Syngenta chairman defends rejection of Monsanto offers
Updated at 12:30 pm June 24, 2015 with comments from Monsanto CEO Hugh Grant
The chief executive officer of St. Louis-based Monsanto says the company is still committed to putting together a deal to acquire a European agricultural chemical manufacturer.
Interest in Syngenta remains high, but Hugh Grant has told analysts on Wednesday that Monsanto is keeping options option in case a deal is not reached.
"This isn’t something we’re gonna turn into an epic struggle," he stated during the company's quarterly earnings conference call.
Our previous story from June 23, 2015:
The chairman of Syngenta is laying out the general terms for any possible acquisition by St. Louis-based Monsanto.
In a video posted to the Switzerland-based agricultural chemical producer's YouTube channel, Michel Demaré said a serious offer needs to be made at full and fair value. He added that Monsanto's $45 billion offers undervalue the company and do not provide enough compensation if a deal falls apart.

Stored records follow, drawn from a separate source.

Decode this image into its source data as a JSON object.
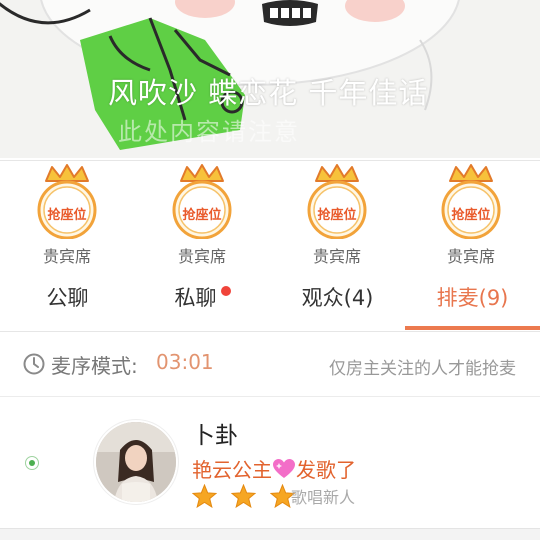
{
  "banner": {
    "text": "风吹沙 蝶恋花 千年佳话",
    "subtext": "此处内容请注意"
  },
  "seats": [
    {
      "button_label": "抢座位",
      "label": "贵宾席"
    },
    {
      "button_label": "抢座位",
      "label": "贵宾席"
    },
    {
      "button_label": "抢座位",
      "label": "贵宾席"
    },
    {
      "button_label": "抢座位",
      "label": "贵宾席"
    }
  ],
  "tabs": [
    {
      "label": "公聊",
      "active": false
    },
    {
      "label": "私聊",
      "active": false,
      "has_unread_dot": true
    },
    {
      "label": "观众(4)",
      "active": false
    },
    {
      "label": "排麦(9)",
      "active": true
    }
  ],
  "mode_bar": {
    "label": "麦序模式:",
    "time": "03:01",
    "note": "仅房主关注的人才能抢麦"
  },
  "queue": [
    {
      "name": "卜卦",
      "song_prefix": "艳云公主",
      "song_suffix": "发歌了",
      "stars": 3,
      "rank_label": "歌唱新人",
      "selected": true
    }
  ],
  "colors": {
    "accent": "#ec7a4f",
    "seat_orange": "#e95a2b",
    "crown_yellow": "#f7c23b",
    "online_green": "#4caf50"
  }
}
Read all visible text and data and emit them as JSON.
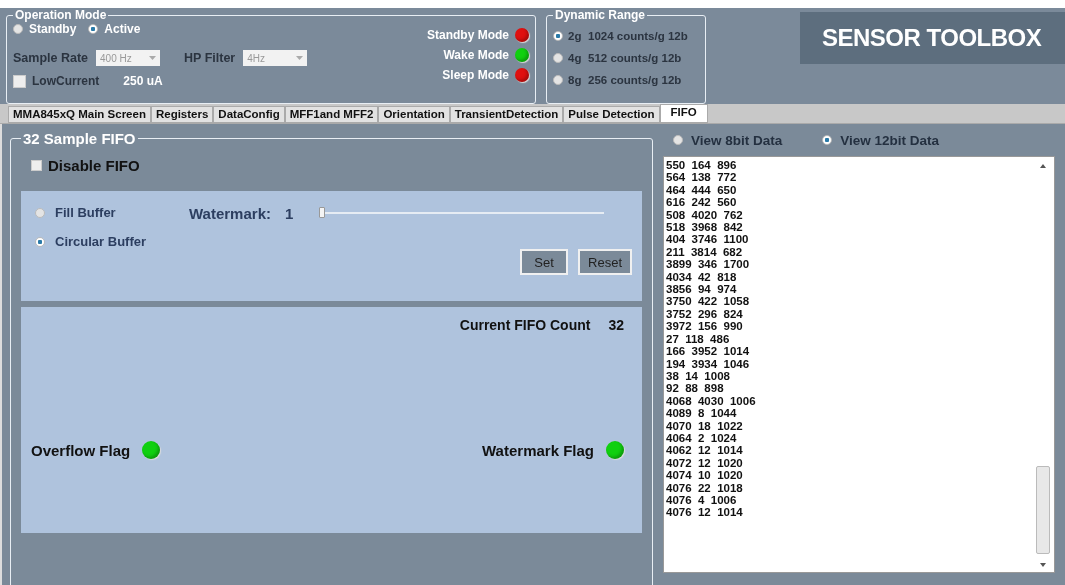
{
  "operation_mode": {
    "title": "Operation Mode",
    "modes": [
      {
        "label": "Standby",
        "selected": false
      },
      {
        "label": "Active",
        "selected": true
      }
    ],
    "sample_rate": {
      "label": "Sample Rate",
      "value": "400 Hz",
      "disabled": true
    },
    "hp_filter": {
      "label": "HP Filter",
      "value": "4Hz",
      "disabled": true
    },
    "low_current": {
      "label": "LowCurrent",
      "checked": false
    },
    "current_reading": "250  uA",
    "status_lights": [
      {
        "label": "Standby Mode",
        "color": "#e01010"
      },
      {
        "label": "Wake Mode",
        "color": "#10d010"
      },
      {
        "label": "Sleep Mode",
        "color": "#e01010"
      }
    ]
  },
  "dynamic_range": {
    "title": "Dynamic Range",
    "options": [
      {
        "range": "2g",
        "counts": "1024 counts/g 12b",
        "selected": true
      },
      {
        "range": "4g",
        "counts": "512 counts/g 12b",
        "selected": false
      },
      {
        "range": "8g",
        "counts": "256 counts/g 12b",
        "selected": false
      }
    ]
  },
  "banner": "SENSOR TOOLBOX",
  "tabs": [
    {
      "label": "MMA845xQ Main Screen",
      "selected": false
    },
    {
      "label": "Registers",
      "selected": false
    },
    {
      "label": "DataConfig",
      "selected": false
    },
    {
      "label": "MFF1and MFF2",
      "selected": false
    },
    {
      "label": "Orientation",
      "selected": false
    },
    {
      "label": "TransientDetection",
      "selected": false
    },
    {
      "label": "Pulse Detection",
      "selected": false
    },
    {
      "label": "FIFO",
      "selected": true
    }
  ],
  "fifo": {
    "title": "32 Sample FIFO",
    "disable_fifo": {
      "label": "Disable FIFO",
      "checked": false
    },
    "buffer_modes": [
      {
        "label": "Fill Buffer",
        "selected": false
      },
      {
        "label": "Circular Buffer",
        "selected": true
      }
    ],
    "watermark": {
      "label": "Watermark:",
      "value": "1",
      "level": 0
    },
    "buttons": [
      "Set",
      "Reset"
    ],
    "count_label": "Current FIFO Count",
    "count": "32",
    "flags": [
      {
        "label": "Overflow Flag",
        "color": "#10d010"
      },
      {
        "label": "Watermark Flag",
        "color": "#10d010"
      }
    ]
  },
  "view": {
    "options": [
      {
        "label": "View 8bit Data",
        "selected": false
      },
      {
        "label": "View 12bit Data",
        "selected": true
      }
    ],
    "lines": [
      "550  164  896",
      "564  138  772",
      "464  444  650",
      "616  242  560",
      "508  4020  762",
      "518  3968  842",
      "404  3746  1100",
      "211  3814  682",
      "3899  346  1700",
      "4034  42  818",
      "3856  94  974",
      "3750  422  1058",
      "3752  296  824",
      "3972  156  990",
      "27  118  486",
      "166  3952  1014",
      "194  3934  1046",
      "38  14  1008",
      "92  88  898",
      "4068  4030  1006",
      "4089  8  1044",
      "4070  18  1022",
      "4064  2  1024",
      "4062  12  1014",
      "4072  12  1020",
      "4074  10  1020",
      "4076  22  1018",
      "4076  4  1006",
      "4076  12  1014"
    ]
  }
}
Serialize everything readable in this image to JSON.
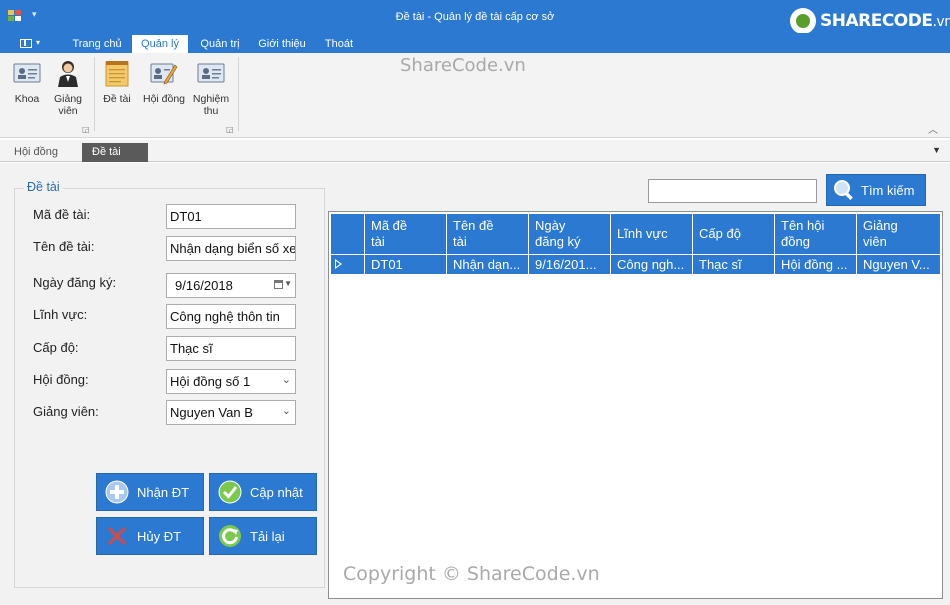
{
  "window": {
    "title": "Đề tài - Quản lý đề tài cấp cơ sở",
    "logo_text": "SHARECODE",
    "logo_suffix": ".vn"
  },
  "ribbon": {
    "tabs": [
      {
        "label": "Trang chủ",
        "active": false
      },
      {
        "label": "Quản lý",
        "active": true
      },
      {
        "label": "Quản trị",
        "active": false
      },
      {
        "label": "Giới thiệu",
        "active": false
      },
      {
        "label": "Thoát",
        "active": false
      }
    ],
    "buttons": [
      {
        "label": "Khoa",
        "icon": "department-icon"
      },
      {
        "label": "Giảng\nviên",
        "icon": "lecturer-icon"
      },
      {
        "label": "Đề tài",
        "icon": "notepad-icon"
      },
      {
        "label": "Hội đồng",
        "icon": "edit-card-icon"
      },
      {
        "label": "Nghiệm\nthu",
        "icon": "id-card-icon"
      }
    ]
  },
  "doc_tabs": [
    {
      "label": "Hội đồng",
      "active": false
    },
    {
      "label": "Đề tài",
      "active": true
    }
  ],
  "form": {
    "group_title": "Đề tài",
    "fields": {
      "ma_de_tai": {
        "label": "Mã đề tài:",
        "value": "DT01"
      },
      "ten_de_tai": {
        "label": "Tên đề tài:",
        "value": "Nhận dạng biển số xe"
      },
      "ngay_dang_ky": {
        "label": "Ngày đăng ký:",
        "value": "9/16/2018"
      },
      "linh_vuc": {
        "label": "Lĩnh vực:",
        "value": "Công nghệ thôn tin"
      },
      "cap_do": {
        "label": "Cấp độ:",
        "value": "Thạc sĩ"
      },
      "hoi_dong": {
        "label": "Hội đồng:",
        "value": "Hội đồng số 1"
      },
      "giang_vien": {
        "label": "Giảng viên:",
        "value": "Nguyen Van B"
      }
    },
    "buttons": {
      "add": "Nhận ĐT",
      "update": "Cập nhật",
      "cancel": "Hủy ĐT",
      "reload": "Tải lại"
    }
  },
  "search": {
    "value": "",
    "button_label": "Tìm kiếm"
  },
  "grid": {
    "columns": [
      "Mã đề tài",
      "Tên đề tài",
      "Ngày đăng ký",
      "Lĩnh vực",
      "Cấp độ",
      "Tên hội đồng",
      "Giảng viên"
    ],
    "column_lines": [
      [
        "Mã đề",
        "tài"
      ],
      [
        "Tên đề",
        "tài"
      ],
      [
        "Ngày",
        "đăng ký"
      ],
      [
        "Lĩnh vực"
      ],
      [
        "Cấp độ"
      ],
      [
        "Tên hội",
        "đồng"
      ],
      [
        "Giảng",
        "viên"
      ]
    ],
    "rows": [
      [
        "DT01",
        "Nhận dạn...",
        "9/16/201...",
        "Công ngh...",
        "Thạc sĩ",
        "Hội đồng ...",
        "Nguyen V..."
      ]
    ]
  },
  "watermarks": {
    "top": "ShareCode.vn",
    "bottom": "Copyright © ShareCode.vn"
  },
  "colors": {
    "accent": "#2b79d0",
    "group_title": "#2b6cb3",
    "form_bg": "#f2f2f2"
  }
}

In documents provided earlier this month by Syngenta, Monsanto stated it would consider placing the headquarters of a combined company in the United Kingdom.
Demaré is not convinced that would be the best option.
"Shareholders today enjoy 100-percent of the benefits coming from the very competitive tax rates that we enjoy in Basil. So, I have a hard time to see how a U-K setup could be more competitive, especially for our shareholders," he said.
The idea by Monsanto follows a trend of U.S. companies moving their headquarters, at least on paper, to countries with a more favorable business tax climate.
In an interview this month on NPR's The Diane Rehm Show, Monsanto Vice President of Strategy Scott Partridge said operationally, the company is committed to being based in St. Louis.
"We’re committed to growing jobs in St. Louis. Whether there is a new domicile for the company that is a matter to be discussed, but that’s not what’s driving this deal."
(You can listen to the entire interview with Diane Rehm by clicking here)
Monsanto has been talking directly to Syngenta shareholders in Europe to convince them to support the most recent $45 billion offer.
Demaré has reiterated that figure is not high enough, but said the board would be open to reviewing any future offer from Monsanto or other companies.